第3章 ラブリーディストーションII(徳川家康)





「ねー、あれ見た?海外異動が決まったらしいよ」
「見た見た!カッコよくて仕事できるとかやばい!彼女いんのかなー」

「えー、いなさそうじゃん?でもさー、遠距離はきっついよね」
「わかるー。
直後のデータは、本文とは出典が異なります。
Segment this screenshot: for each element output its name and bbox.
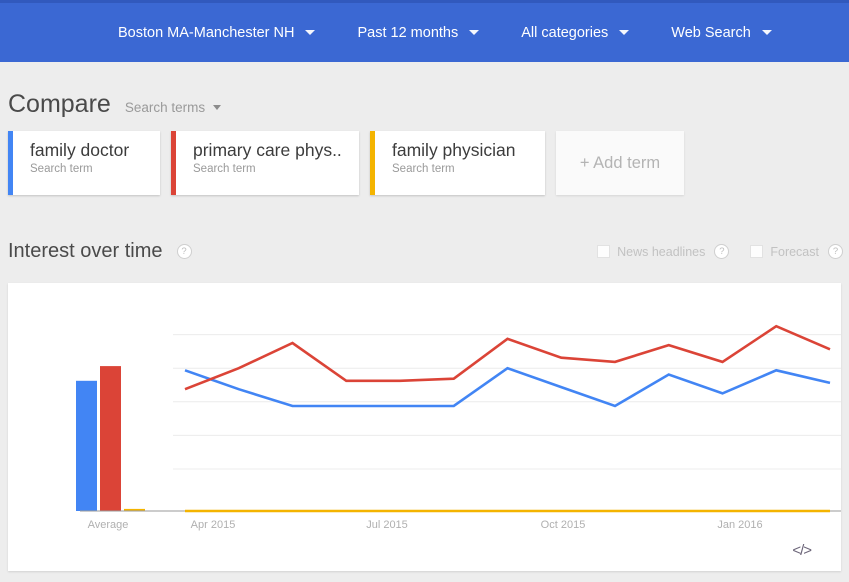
checkbox[interactable] [750,245,764,258]
search-term-card-1[interactable]: family doctor Search term [8,131,160,195]
forecast-label: Forecast [770,244,819,259]
search-term-label: family physician [392,140,516,160]
search-term-label: primary care phys.. [193,140,342,160]
interest-over-time-header: Interest over time ? [8,240,192,263]
forecast-toggle[interactable]: Forecast [750,245,819,259]
interest-over-time-chart[interactable] [8,283,841,531]
search-term-type: Search term [392,163,455,176]
checkbox[interactable] [597,245,611,258]
filter-bar: Boston MA-Manchester NH Past 12 months A… [0,0,849,62]
add-term-button[interactable]: + Add term [556,131,684,195]
filter-category[interactable]: All categories [521,24,630,41]
filter-location-label: Boston MA-Manchester NH [118,24,295,41]
search-term-type: Search term [30,163,93,176]
help-icon[interactable]: ? [714,244,730,259]
search-term-cards: family doctor Search term primary care p… [8,131,684,195]
x-axis-tick-label: Jul 2015 [366,519,408,531]
embed-code-icon[interactable]: </> [792,542,812,559]
filter-time-range-label: Past 12 months [357,24,459,41]
search-term-label: family doctor [30,140,130,160]
chart-series-lines [184,324,831,513]
news-headlines-toggle[interactable]: News headlines [597,245,705,259]
compare-header: Compare Search terms [8,90,222,119]
help-icon[interactable]: ? [828,244,843,259]
chart-average-bars [76,366,145,511]
filter-location[interactable]: Boston MA-Manchester NH [118,24,316,41]
chart-options: News headlines ? Forecast ? [597,244,843,259]
filter-list: Boston MA-Manchester NH Past 12 months A… [118,25,814,41]
section-title: Interest over time [8,240,163,262]
filter-time-range[interactable]: Past 12 months [357,24,480,41]
x-axis-tick-label: Apr 2015 [190,519,236,531]
compare-type-selector[interactable]: Search terms [124,100,222,115]
search-term-card-2[interactable]: primary care phys.. Search term [171,131,359,195]
search-term-card-3[interactable]: family physician Search term [370,131,545,195]
chart-gridlines [173,334,841,470]
chevron-down-icon [469,30,480,35]
chevron-down-icon [213,105,222,110]
search-term-type: Search term [193,163,256,176]
compare-title: Compare [8,90,111,118]
filter-search-type[interactable]: Web Search [671,25,772,41]
chevron-down-icon [761,30,772,35]
help-icon[interactable]: ? [176,244,192,259]
x-axis-tick-label: Jan 2016 [717,519,763,531]
x-axis-tick-label: Average [87,519,129,531]
news-headlines-label: News headlines [617,244,706,259]
compare-type-label: Search terms [124,100,206,115]
filter-category-label: All categories [521,24,609,41]
chart-panel: Average Apr 2015 Jul 2015 Oct 2015 Jan 2016 … [8,283,841,571]
filter-search-type-label: Web Search [671,24,751,41]
chevron-down-icon [619,30,630,35]
chart-x-axis-labels: Average Apr 2015 Jul 2015 Oct 2015 Jan 2016 [8,519,841,543]
chevron-down-icon [305,30,316,35]
x-axis-tick-label: Oct 2015 [540,519,586,531]
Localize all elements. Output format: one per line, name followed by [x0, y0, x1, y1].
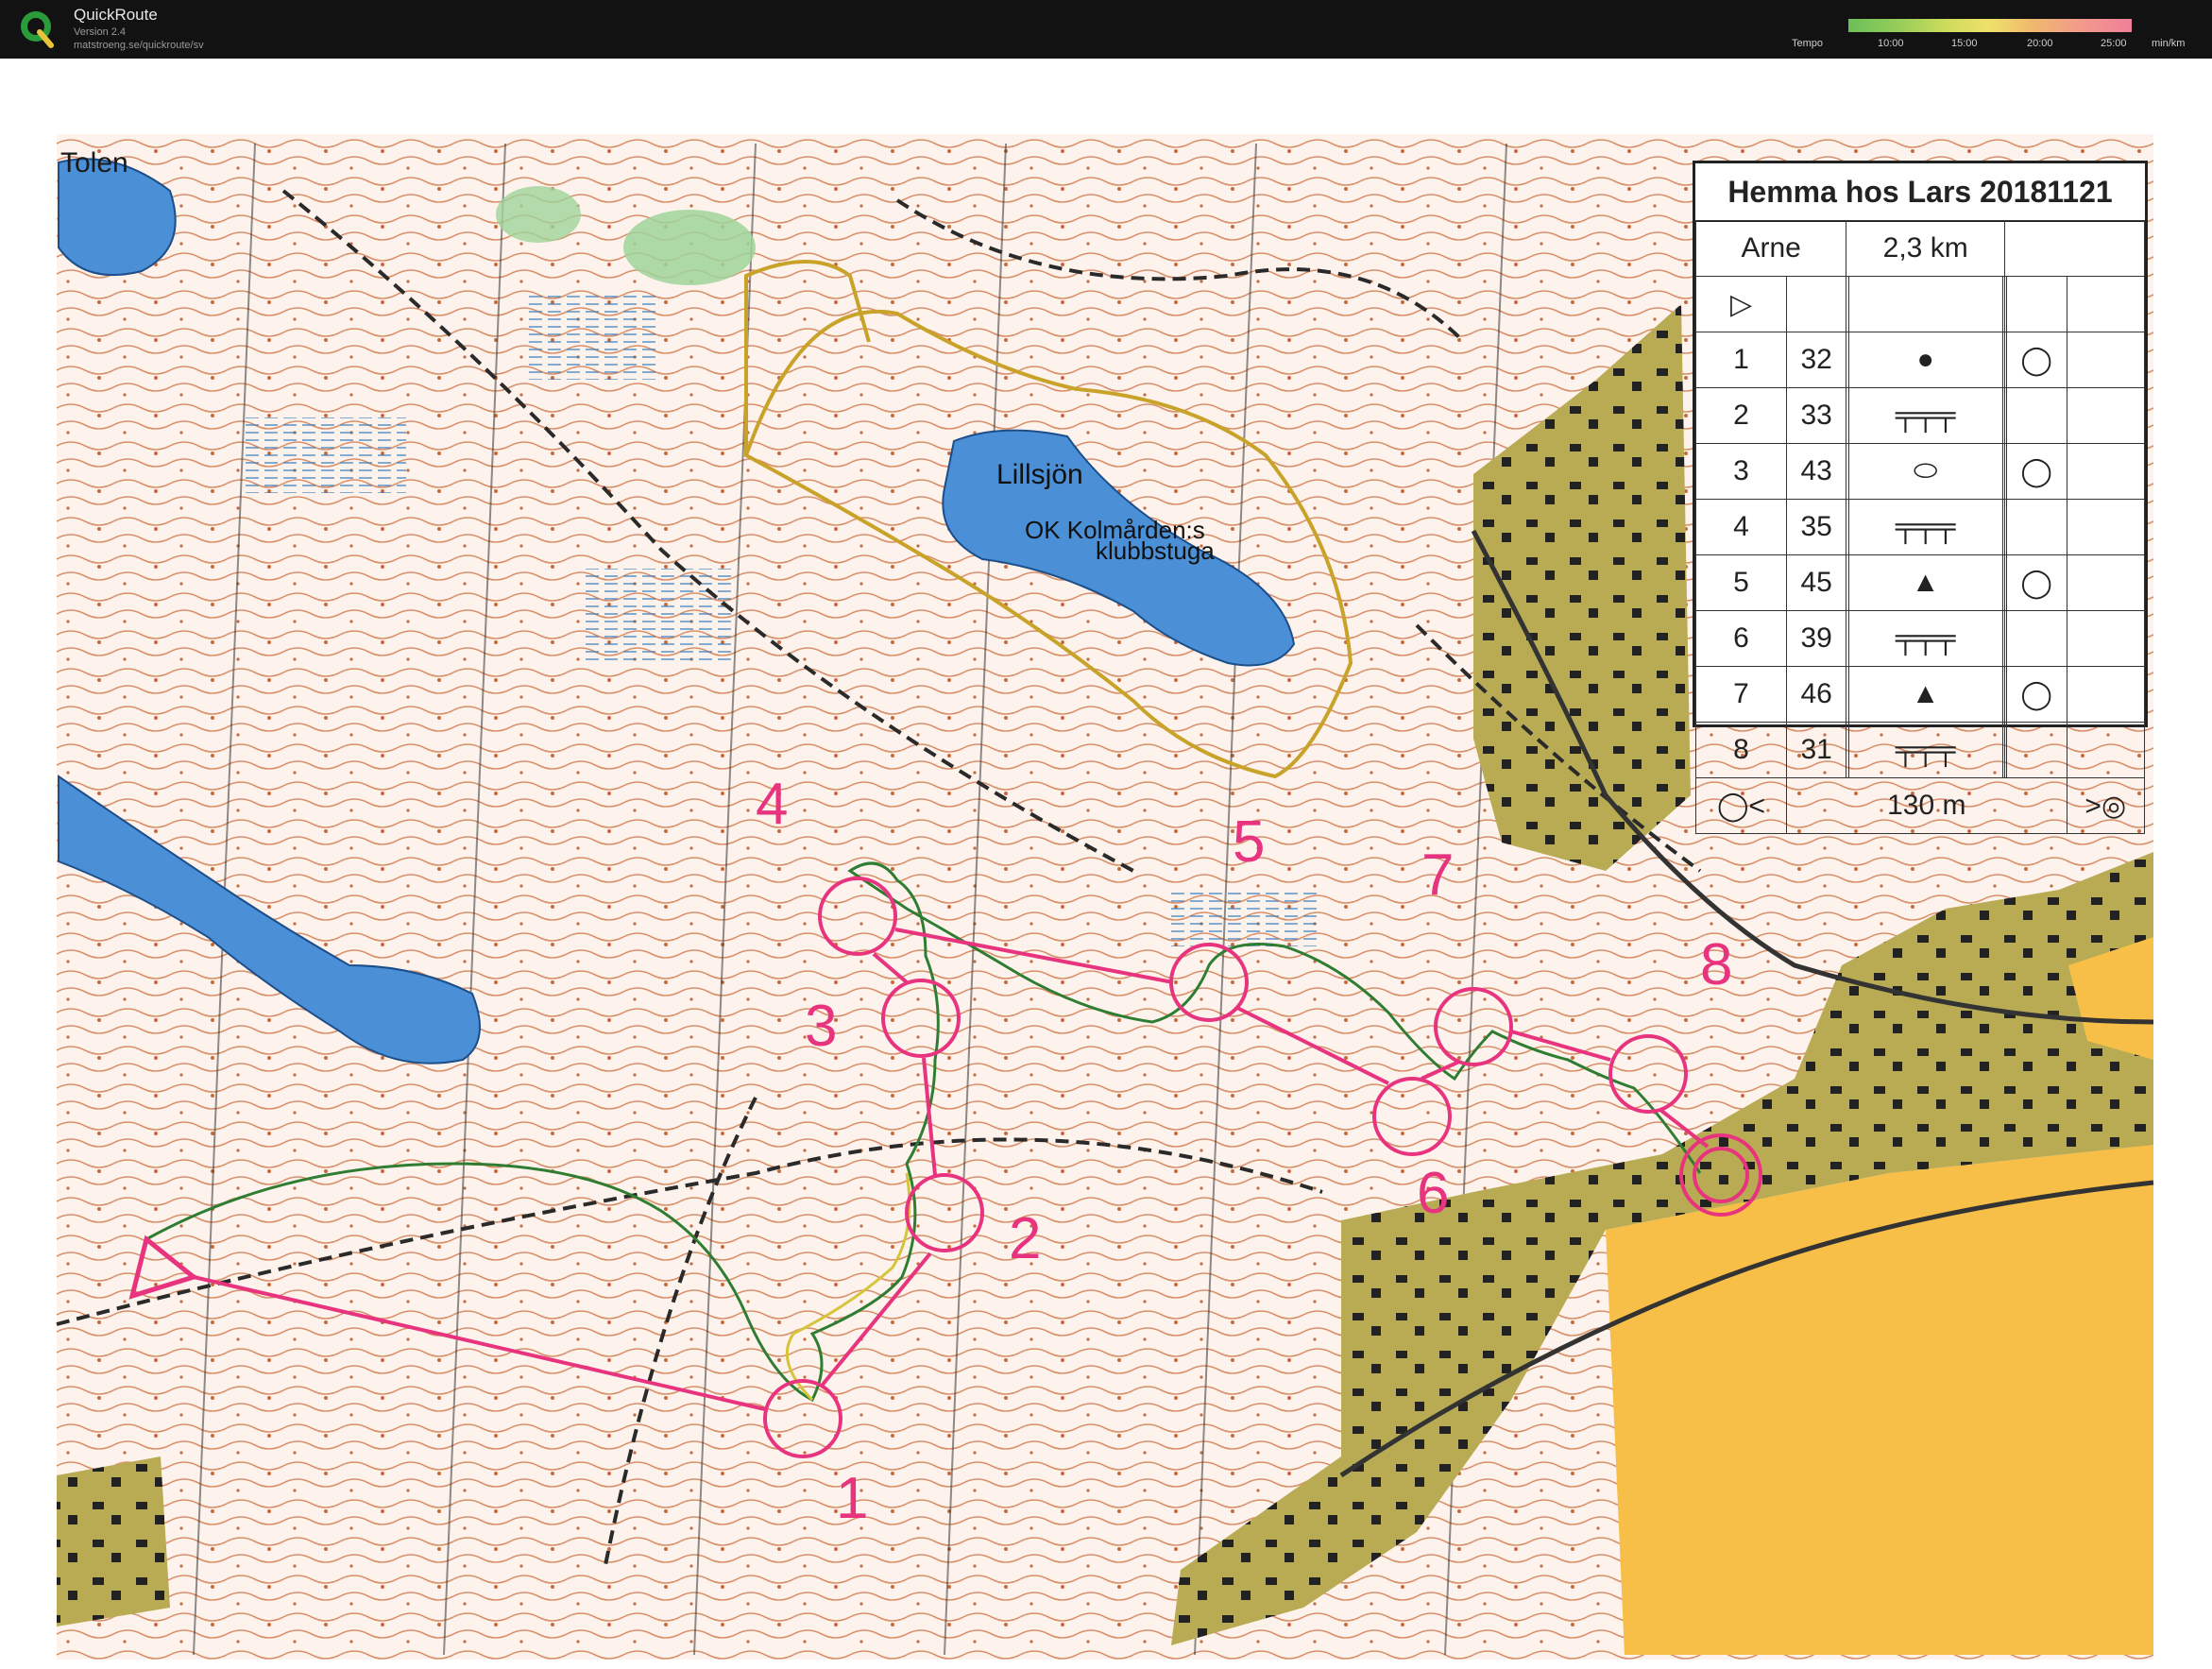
boulder-icon: ▲: [1847, 666, 2003, 723]
cliff-icon: ╤╤╤: [1847, 610, 2003, 667]
start-row: ▷: [1695, 276, 2146, 332]
control-num: 4: [1695, 499, 1787, 555]
table-row: 5 45 ▲ ◯: [1695, 554, 2146, 611]
control-num: 3: [1695, 443, 1787, 500]
control-num: 1: [1695, 332, 1787, 388]
location-top-icon: ◯: [2005, 666, 2067, 723]
app-url: matstroeng.se/quickroute/sv: [74, 40, 204, 51]
app-title: QuickRoute: [74, 6, 158, 24]
quickroute-logo-icon: [21, 11, 54, 48]
control-code: 32: [1785, 332, 1847, 388]
control-number-3: 3: [805, 994, 837, 1059]
course-length: 2,3 km: [1846, 220, 2006, 277]
control-code: 45: [1785, 554, 1847, 611]
control-number-5: 5: [1233, 809, 1265, 875]
control-code: 31: [1785, 722, 1847, 778]
marsh-area: [529, 295, 661, 380]
event-title: Hemma hos Lars 20181121: [1695, 163, 2145, 222]
marsh-area: [586, 569, 737, 663]
marsh-area: [246, 417, 406, 493]
control-number-1: 1: [836, 1466, 868, 1531]
app-version: Version 2.4: [74, 26, 127, 38]
control-num: 8: [1695, 722, 1787, 778]
tempo-tick: 15:00: [1951, 38, 1978, 49]
finish-icon: >◎: [2066, 777, 2146, 834]
control-number-4: 4: [756, 772, 788, 837]
vegetation-area: [496, 186, 581, 243]
tempo-label: Tempo: [1792, 38, 1824, 49]
tempo-tick: 10:00: [1878, 38, 1904, 49]
tempo-tick: 20:00: [2027, 38, 2053, 49]
description-table: Arne 2,3 km ▷ 1 32 ● ◯ 2 33 ╤╤╤ 3 43 ⬭ ◯…: [1694, 220, 2146, 834]
urban-area: [57, 1456, 170, 1626]
marsh-area: [1171, 890, 1322, 946]
location-corner-icon: ◯: [2005, 443, 2067, 500]
class-row: Arne 2,3 km: [1694, 220, 2145, 277]
knoll-icon: ⬭: [1847, 443, 2003, 500]
tempo-tick: 25:00: [2101, 38, 2127, 49]
table-row: 4 35 ╤╤╤: [1695, 499, 2146, 555]
control-code: 43: [1785, 443, 1847, 500]
table-row: 6 39 ╤╤╤: [1695, 610, 2146, 667]
dot-feature-icon: ●: [1847, 332, 2003, 388]
location-side-icon: ◯: [2005, 554, 2067, 611]
orienteering-map[interactable]: Tolen Lillsjön OK Kolmården:s klubbstuga…: [0, 59, 2212, 1669]
control-num: 6: [1695, 610, 1787, 667]
open-land-area: [1606, 1145, 2153, 1655]
location-top-icon: ◯: [2005, 332, 2067, 388]
vegetation-area: [623, 210, 756, 285]
control-code: 35: [1785, 499, 1847, 555]
control-code: 46: [1785, 666, 1847, 723]
table-row: 7 46 ▲ ◯: [1695, 666, 2146, 723]
cliff-icon: ╤╤╤: [1847, 722, 2003, 778]
control-num: 7: [1695, 666, 1787, 723]
finish-start-icon: ◯<: [1695, 777, 1787, 834]
finish-row: ◯< 130 m >◎: [1695, 777, 2146, 834]
tempo-unit: min/km: [2152, 38, 2186, 49]
cliff-icon: ╤╤╤: [1847, 499, 2003, 555]
table-row: 3 43 ⬭ ◯: [1695, 443, 2146, 500]
cliff-icon: ╤╤╤: [1847, 387, 2003, 444]
control-description-sheet: Hemma hos Lars 20181121 Arne 2,3 km ▷ 1 …: [1693, 161, 2148, 834]
control-code: 39: [1785, 610, 1847, 667]
app-header: QuickRoute Version 2.4 matstroeng.se/qui…: [0, 0, 2212, 59]
control-num: 2: [1695, 387, 1787, 444]
table-row: 2 33 ╤╤╤: [1695, 387, 2146, 444]
table-row: 8 31 ╤╤╤: [1695, 722, 2146, 778]
tempo-color-scale: [1848, 19, 2132, 32]
label-lillsjon: Lillsjön: [996, 459, 1083, 490]
control-number-2: 2: [1009, 1206, 1041, 1271]
control-code: 33: [1785, 387, 1847, 444]
control-number-8: 8: [1700, 932, 1732, 997]
label-clubhouse-line2: klubbstuga: [1096, 536, 1215, 565]
finish-distance: 130 m: [1785, 777, 2067, 834]
start-triangle-icon: ▷: [1695, 276, 1787, 332]
control-number-6: 6: [1417, 1161, 1449, 1226]
class-name: Arne: [1694, 220, 1847, 277]
table-row: 1 32 ● ◯: [1695, 332, 2146, 388]
control-num: 5: [1695, 554, 1787, 611]
label-tolen: Tolen: [60, 147, 128, 179]
boulder-icon: ▲: [1847, 554, 2003, 611]
control-number-7: 7: [1421, 843, 1454, 908]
連絡とかさ、全然してくれなさそうだもんね」



同じ課の先輩達が噂話をしているのを横目に、ポットに水を汲むため私は秘書室を出た。

今年もそんな季節なんだな、と…海外にも支社がある我社では、そこに赴任する事が出世の近道だ。
営業マンはその栄誉を勝ち取るため、英語だけでなく中国語を学んだりとスキルアップに余念が無い。
基本的には他薦があってからの、社長…父の決定だと聞いている。
上司なんかに気に入られる自己アピール力が問われるんだよ、とも聞いていた。


前に父に引き合わされた男性の内の誰かだろうか、なんてぼんやりと考えながら、角を曲がる。


丁度、反対側の曲がり角から彼…家康が、何人かの同僚と共に歩いてくる所だった。
思わずどきり、と胸が高鳴るけれど、関係が関係だ。
社内では会話は愚か、目線ひとつあわせないのが暗黙のルールだった。